More troopers say TN Highway Patrol has a DUI quota system

Four more Tennessee Highway Patrol troopers — including one recently retired and a supervisor — said the allegations of a DUI arrest quota system in the department are absolutely true and they dispute the agency administration’s denial, reports the Johnson City Press.

Other troopers are afraid to speak up, they say, for fear of retaliation by those same THP administrators. A total of six troopers from all across the state have spoken to the Press on the condition of anonymity.

Allegations of a DUI arrest quota came to light Feb. 25 when a Johnson City attorney, Don Spurrell, filed a motion asking for an evidentiary hearing in a DUI case. He wants to show the THP has a quota system that could lead to bad arrests by troopers trying to reach their requirements. The motion he filed included an email dated Dec. 17, 2014, from Lt. Traci Barrett to her troop in the Fall Branch district.

The email addresses what Barrett called “enforcement goals” for each officer and the district and encouraged troopers to help their colleagues who fall behind. THP Col. Tracy Trott adamantly denied the allegation that the department demands a quota of arrests from its troopers. (Note: Previous post HERE.)

…Since the publication of that information a week ago, several state troopers have voiced opinions differing from what the THP says about the issue.

The THP supervisor, who agreed to talk about the issue on the condition of anonymity, said morale in the department is low because of the constant pressure and demand for DUI arrests and seatbelt violation citations.

The trooper isn’t opposed to doing the job assigned but said the administration has de-emphasized many of the duties the Highway Patrol has traditionally performed. And the areas patrolled have moved to more populated areas, and inside city limits, of their districts as opposed to working Interstate highways, the trooper said.

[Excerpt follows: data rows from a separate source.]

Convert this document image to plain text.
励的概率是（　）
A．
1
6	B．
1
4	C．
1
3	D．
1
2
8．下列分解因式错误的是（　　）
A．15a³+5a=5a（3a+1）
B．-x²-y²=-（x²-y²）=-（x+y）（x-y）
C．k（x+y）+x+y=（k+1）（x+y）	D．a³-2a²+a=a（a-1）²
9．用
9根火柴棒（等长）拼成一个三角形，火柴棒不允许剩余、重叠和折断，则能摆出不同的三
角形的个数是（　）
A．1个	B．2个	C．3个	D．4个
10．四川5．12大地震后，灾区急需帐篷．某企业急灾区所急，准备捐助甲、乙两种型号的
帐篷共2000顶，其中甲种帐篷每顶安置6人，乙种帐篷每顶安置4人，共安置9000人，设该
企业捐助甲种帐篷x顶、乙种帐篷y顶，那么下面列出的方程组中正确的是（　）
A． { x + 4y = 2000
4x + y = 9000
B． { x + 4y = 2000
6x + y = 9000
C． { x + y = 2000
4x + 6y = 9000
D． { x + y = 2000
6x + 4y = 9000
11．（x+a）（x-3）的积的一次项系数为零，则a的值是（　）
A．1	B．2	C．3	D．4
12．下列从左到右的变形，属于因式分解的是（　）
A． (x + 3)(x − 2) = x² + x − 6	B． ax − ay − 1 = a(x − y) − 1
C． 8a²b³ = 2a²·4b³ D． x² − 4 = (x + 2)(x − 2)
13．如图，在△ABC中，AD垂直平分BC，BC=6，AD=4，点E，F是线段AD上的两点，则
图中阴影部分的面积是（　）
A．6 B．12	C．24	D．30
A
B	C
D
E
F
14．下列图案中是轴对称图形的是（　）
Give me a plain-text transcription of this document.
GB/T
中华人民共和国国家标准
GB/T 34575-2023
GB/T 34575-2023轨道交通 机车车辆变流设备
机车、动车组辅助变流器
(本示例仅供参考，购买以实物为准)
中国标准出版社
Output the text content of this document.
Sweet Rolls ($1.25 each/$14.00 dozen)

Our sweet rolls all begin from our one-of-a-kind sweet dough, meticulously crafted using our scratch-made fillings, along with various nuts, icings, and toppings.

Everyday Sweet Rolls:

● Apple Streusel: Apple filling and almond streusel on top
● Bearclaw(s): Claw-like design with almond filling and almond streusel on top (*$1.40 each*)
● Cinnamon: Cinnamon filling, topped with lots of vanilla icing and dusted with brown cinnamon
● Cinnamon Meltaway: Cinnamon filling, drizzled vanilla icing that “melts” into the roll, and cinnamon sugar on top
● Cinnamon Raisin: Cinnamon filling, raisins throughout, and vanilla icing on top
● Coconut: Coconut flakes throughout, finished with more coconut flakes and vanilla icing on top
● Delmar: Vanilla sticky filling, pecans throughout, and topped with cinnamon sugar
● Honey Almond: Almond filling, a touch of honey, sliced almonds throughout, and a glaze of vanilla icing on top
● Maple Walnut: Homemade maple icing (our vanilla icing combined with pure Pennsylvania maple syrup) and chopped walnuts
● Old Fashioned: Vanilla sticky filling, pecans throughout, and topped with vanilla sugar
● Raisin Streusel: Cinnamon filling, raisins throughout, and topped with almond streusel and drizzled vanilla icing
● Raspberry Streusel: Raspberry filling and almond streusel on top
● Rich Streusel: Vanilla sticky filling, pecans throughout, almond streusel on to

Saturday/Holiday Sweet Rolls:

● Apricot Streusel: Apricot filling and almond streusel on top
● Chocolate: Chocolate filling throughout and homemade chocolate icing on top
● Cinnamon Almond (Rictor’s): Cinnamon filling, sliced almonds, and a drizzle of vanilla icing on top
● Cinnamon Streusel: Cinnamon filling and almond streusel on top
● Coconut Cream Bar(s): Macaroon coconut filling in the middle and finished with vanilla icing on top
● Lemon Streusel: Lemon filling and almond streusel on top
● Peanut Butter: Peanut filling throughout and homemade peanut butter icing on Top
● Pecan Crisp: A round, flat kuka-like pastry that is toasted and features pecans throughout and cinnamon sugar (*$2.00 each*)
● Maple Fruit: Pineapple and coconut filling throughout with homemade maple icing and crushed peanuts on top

Former trooper Mike Holt, who retired in August after 28 years with the THP, said he doesn’t fear the retribution of superiors because he no longer works for the department. He, as well as the other troopers who spoke anonymously, said he was glad someone was finally asking questions, but was not surprised THP administrators denied the allegations.

“When I was working, if you didn’t have a certain number of DUI arrests, you were punished,” Holt said. That punishment was doled out in different ways, from being forced to work night shifts until they make more arrests to losing out on overtime opportunities, being transferred to other districts, or even seasoned officers being assigned to ride along with supervisors to help them make arrests.

“I know what a DUI looks like,” said Holt, whose comments were echoed by the other troopers. “I was leading my troop with moving violations … it wasn’t enough. I worked straight evenings for four months because I didn’t have enough DUI arrests. I’m just not going to arrest somebody and take them to jail if they’re not drunk.”

“Apparently it’s more important to sit in the city and watch for somebody not wearing a seatbelt than be on the interstate stopping somebody running 90 miles an hour,” Holt said.

Another trooper who still works at THP said he also refuses to make unwarranted arrests, something that often ruins a person’s career or family.

“When you arrest somebody for DUI, you’ve just cost them $10,000,” the trooper said. “I’m not arresting somebody and ruining them just for a number. The DAs don’t have a problem with my cases, and I’ve convicted every one of them.”